Встретилась она мне в Одессе, у Наума Орлова на каком-то спектакле. Так как я одессит, а она часто работала в Одессе, и покойный муж ее тоже был одессит. Там я познакомился с этой роскошной женщиной. Первое впечатление о ней было такое потрясающее, что сразу ты оказывался от нее где-то в стороне. Она тебя отдаляла своим превосходством формы, которую она всегда умела держать и соответствовать ей, от шубы, наброшенной на плечи, до манеры разговаривать и насмешливо, но доброжелательно насмешливо.

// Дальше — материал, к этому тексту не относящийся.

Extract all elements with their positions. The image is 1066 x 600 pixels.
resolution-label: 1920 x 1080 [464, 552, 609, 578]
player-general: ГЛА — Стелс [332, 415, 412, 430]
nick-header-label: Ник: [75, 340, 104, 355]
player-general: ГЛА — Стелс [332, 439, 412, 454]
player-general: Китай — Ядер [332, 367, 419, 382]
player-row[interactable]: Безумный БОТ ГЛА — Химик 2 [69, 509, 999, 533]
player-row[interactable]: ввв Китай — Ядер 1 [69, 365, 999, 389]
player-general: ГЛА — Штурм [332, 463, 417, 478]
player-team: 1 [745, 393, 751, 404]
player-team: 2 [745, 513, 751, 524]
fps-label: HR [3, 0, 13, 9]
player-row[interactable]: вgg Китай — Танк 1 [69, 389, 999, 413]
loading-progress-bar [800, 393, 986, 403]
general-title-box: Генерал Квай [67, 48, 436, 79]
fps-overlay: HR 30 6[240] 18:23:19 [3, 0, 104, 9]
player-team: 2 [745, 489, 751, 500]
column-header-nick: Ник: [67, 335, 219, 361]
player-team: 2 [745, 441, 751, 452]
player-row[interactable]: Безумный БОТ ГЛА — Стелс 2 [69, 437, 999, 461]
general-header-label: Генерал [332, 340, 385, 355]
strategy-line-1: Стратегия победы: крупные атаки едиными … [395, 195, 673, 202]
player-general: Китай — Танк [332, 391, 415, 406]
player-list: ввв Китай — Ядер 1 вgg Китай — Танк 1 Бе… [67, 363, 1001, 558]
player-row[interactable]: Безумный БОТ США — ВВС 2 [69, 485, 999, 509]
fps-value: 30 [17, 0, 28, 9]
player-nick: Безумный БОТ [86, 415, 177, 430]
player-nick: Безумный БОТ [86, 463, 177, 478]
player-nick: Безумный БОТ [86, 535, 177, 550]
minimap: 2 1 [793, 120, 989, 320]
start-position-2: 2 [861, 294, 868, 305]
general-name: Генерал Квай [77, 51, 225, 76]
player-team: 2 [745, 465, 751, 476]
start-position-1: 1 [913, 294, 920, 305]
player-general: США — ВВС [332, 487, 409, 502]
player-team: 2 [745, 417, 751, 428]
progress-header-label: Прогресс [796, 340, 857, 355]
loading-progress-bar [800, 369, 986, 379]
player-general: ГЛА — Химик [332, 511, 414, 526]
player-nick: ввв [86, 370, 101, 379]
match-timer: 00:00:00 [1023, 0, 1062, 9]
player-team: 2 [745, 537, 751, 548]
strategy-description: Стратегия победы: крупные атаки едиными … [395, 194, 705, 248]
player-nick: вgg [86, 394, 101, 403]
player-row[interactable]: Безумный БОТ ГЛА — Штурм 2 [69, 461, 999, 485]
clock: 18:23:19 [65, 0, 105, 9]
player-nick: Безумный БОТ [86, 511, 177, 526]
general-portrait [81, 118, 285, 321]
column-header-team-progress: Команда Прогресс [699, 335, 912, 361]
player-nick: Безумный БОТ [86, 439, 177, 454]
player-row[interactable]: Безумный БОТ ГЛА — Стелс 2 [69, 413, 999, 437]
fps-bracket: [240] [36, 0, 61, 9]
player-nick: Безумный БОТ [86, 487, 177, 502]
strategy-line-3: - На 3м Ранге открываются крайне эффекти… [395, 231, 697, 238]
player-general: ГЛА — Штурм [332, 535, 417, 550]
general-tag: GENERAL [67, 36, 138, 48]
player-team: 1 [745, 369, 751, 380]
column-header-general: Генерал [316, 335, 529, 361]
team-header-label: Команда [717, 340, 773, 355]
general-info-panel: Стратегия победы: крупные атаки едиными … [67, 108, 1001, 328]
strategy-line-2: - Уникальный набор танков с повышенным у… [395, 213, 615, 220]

Мне показалось, что я ей понравился.

Когда я говорю, что мы встретились в Одессе, я в этом тоже не уверен. Это могло быть в Казани, где известный одесский режиссер Наум Орлов, мой первый главный режиссер, стал главным режиссером… Может быть, это было и в Казани. Во всяком случае, мой первый спектакль – «Варшавскую мелодию» Зорина делал я с Сельвинской… Так она посмотрела-посмотрела на мальчишку, пришедшего с третьего курса поставить спектакль в огромный Качаловский Казанский театр и решила согласиться на эту постановку. Уговорил ее Наум. Он почему-то тоже решил взять на себя ответственность за мое разгильдяйство и за мое неумение и незнание..

С чем я столкнулся, что я помню хорошо?

Я помню хорошо ее первые уроки ритмической сценографии, для которой самое главное – оплывшая и среднеумственная декорация не должна быть фоном для спектакля. Декорация должна работать вместе с актером.

Этому научила меня Тата.

Я пошел дальше, и мне показалось, что есть идеи способные еще больше развить мою мысль о динамическом оформлении. Я с ней начал делиться, вёл себя, вероятно, очень по-мальчишески. Но она меня полюбила. И полюбили, как она умеет это делать: если доверяет, то по-дружески, глубоко по-дружески. Это она такое тепло в себе держала.

Мы с ней оба полюбили друг друга.

Я ничего почти про нее не знал.

Я знал, что она Женщина. У меня тогда не было чувства превосходства в театре мужского населения над женским, которое возникло с годами, но она и не вызывала такого к себе отношения. Она достойна быть равной среди любых художников.

Вот так я начал с ней этот путь. Путь очень сложный. После «Варшавской мелодии», получившейся как считал покойный Зорин, и как считал покойный Наум Орлов, и как считала покойная Тата… Покойные, покойные, покойные… Получился такой спектакль о любви. На огромной сцене два действующих лица не умещались в силу моего темперамента. Им было мало места, и она считалась с этим и была очень внимательна ко мне. Как всегда лукаво поглядывала, но верила.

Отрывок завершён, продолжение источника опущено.